Deep Learning Frameworks

  • Alluxio integrates with deep learning frameworks such as Tensorflow to provide ease of data access and improved performance. By using Alluxio, data stored in any storage system is readily available and higher GPU utilization is achieved by removing I/O bottlenecks. Further information about using deep learning frameworks on Alluxio can be found here.

Usability Improvements

Tiered Locality

  • The tiered locality feature allows users to take full advantage of locality in their clusters. Alluxio has always supported node-level locality, but now users may specify arbitrary locality levels such as rack, region, or availability zone. This way, clients can prefer to read from workers in the same rack, taking advantage of higher network transfer speeds and reducing cost of data transfer.
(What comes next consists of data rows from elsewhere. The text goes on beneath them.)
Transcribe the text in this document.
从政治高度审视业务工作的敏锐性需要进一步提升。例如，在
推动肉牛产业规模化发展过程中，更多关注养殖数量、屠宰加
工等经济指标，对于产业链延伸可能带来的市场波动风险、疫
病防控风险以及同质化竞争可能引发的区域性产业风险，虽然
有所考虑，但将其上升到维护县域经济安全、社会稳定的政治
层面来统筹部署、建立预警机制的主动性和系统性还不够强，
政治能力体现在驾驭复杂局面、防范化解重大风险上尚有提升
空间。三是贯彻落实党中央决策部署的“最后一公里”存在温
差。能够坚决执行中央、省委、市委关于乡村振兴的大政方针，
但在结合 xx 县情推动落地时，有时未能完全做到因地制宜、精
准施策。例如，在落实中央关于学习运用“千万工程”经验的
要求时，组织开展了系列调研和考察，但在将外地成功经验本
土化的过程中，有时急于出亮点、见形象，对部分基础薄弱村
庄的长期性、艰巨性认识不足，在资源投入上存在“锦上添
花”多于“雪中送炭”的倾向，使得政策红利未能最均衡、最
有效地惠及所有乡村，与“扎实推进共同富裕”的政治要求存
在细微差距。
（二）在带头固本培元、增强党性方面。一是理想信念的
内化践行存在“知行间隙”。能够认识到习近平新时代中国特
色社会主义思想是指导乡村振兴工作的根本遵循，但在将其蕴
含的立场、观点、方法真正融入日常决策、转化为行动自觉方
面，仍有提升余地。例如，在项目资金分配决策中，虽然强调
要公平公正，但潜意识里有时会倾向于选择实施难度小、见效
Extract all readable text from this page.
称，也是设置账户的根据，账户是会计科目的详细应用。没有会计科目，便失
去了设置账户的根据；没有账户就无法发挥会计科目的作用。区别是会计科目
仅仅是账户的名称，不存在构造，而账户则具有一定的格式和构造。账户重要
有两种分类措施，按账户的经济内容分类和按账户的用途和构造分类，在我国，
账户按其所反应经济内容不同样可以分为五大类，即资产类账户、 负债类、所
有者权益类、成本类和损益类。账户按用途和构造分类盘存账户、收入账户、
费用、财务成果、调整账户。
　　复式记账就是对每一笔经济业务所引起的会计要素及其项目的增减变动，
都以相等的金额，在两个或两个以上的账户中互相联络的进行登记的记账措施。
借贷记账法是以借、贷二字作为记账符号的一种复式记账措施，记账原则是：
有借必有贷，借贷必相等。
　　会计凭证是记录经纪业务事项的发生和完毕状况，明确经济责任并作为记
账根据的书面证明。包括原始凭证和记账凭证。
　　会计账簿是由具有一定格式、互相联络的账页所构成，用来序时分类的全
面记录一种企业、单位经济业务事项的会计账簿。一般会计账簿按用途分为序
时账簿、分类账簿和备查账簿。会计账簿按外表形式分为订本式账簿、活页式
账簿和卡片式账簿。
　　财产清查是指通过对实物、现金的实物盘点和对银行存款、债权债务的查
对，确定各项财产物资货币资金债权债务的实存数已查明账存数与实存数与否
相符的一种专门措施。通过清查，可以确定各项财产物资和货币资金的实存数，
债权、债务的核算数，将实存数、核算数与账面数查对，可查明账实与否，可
Further information about tiered locality can be found here.

UFS Synchronization

  • When applications interact with Alluxio, Alluxio will perform actions to the UFS in order to maintain synchronization. However, if operations are performed out-of-band to the UFS, it is possible that the Alluxio metadata and the UFS metadata are out-of-sync. The existing feature of loading metadata allowed discovery of new UFS files, but did not consider deleted or modified files in UFS. With the UFS synchronization feature, Alluxio will transparently interact with the UFS to sync the metadata before performing an Alluxio operation. Users can configure to enable this transparent syncing on a per-operation basis with the configuration value alluxio.user.file.metadata.sync.interval. This value indicates the amount of time between each UFS sync. A value of 0 will force Alluxio to sync on each operation. Alluxio will never sync if the value is negative, which is the default behavior, consistent with previous Alluxio releases.

Performance Improvements

Asynchronous Caching

  • Alluxio 1.7.0 improves the performance of cold-reading a block partially or non-sequentially with the default read type. Previously clients used a flag to force full reads of blocks in order to store them into Alluxio to speed up follow up reads on the same blocks. Now these reads for caching purpose will be handled by the Alluxio in the background, vastly decreasing the latency of partial read requests in many workloads. For example, reading the first 10MB of a 512MB block with partial caching on required a read of the entire block (512MB); now the client reads 10MB and continues processing while an Alluxio worker loads the 512MB block in the background. A tunable configuration for this feature is the alluxio.worker.network.netty.async.cache.manager.threads.max property. This determines the maximum number of concurrent blocks a worker will attempt to cache. By default the value is high (512), but in cases where large amounts of data are expected to be asynchronously cached, lowering the value can reduce resource contention.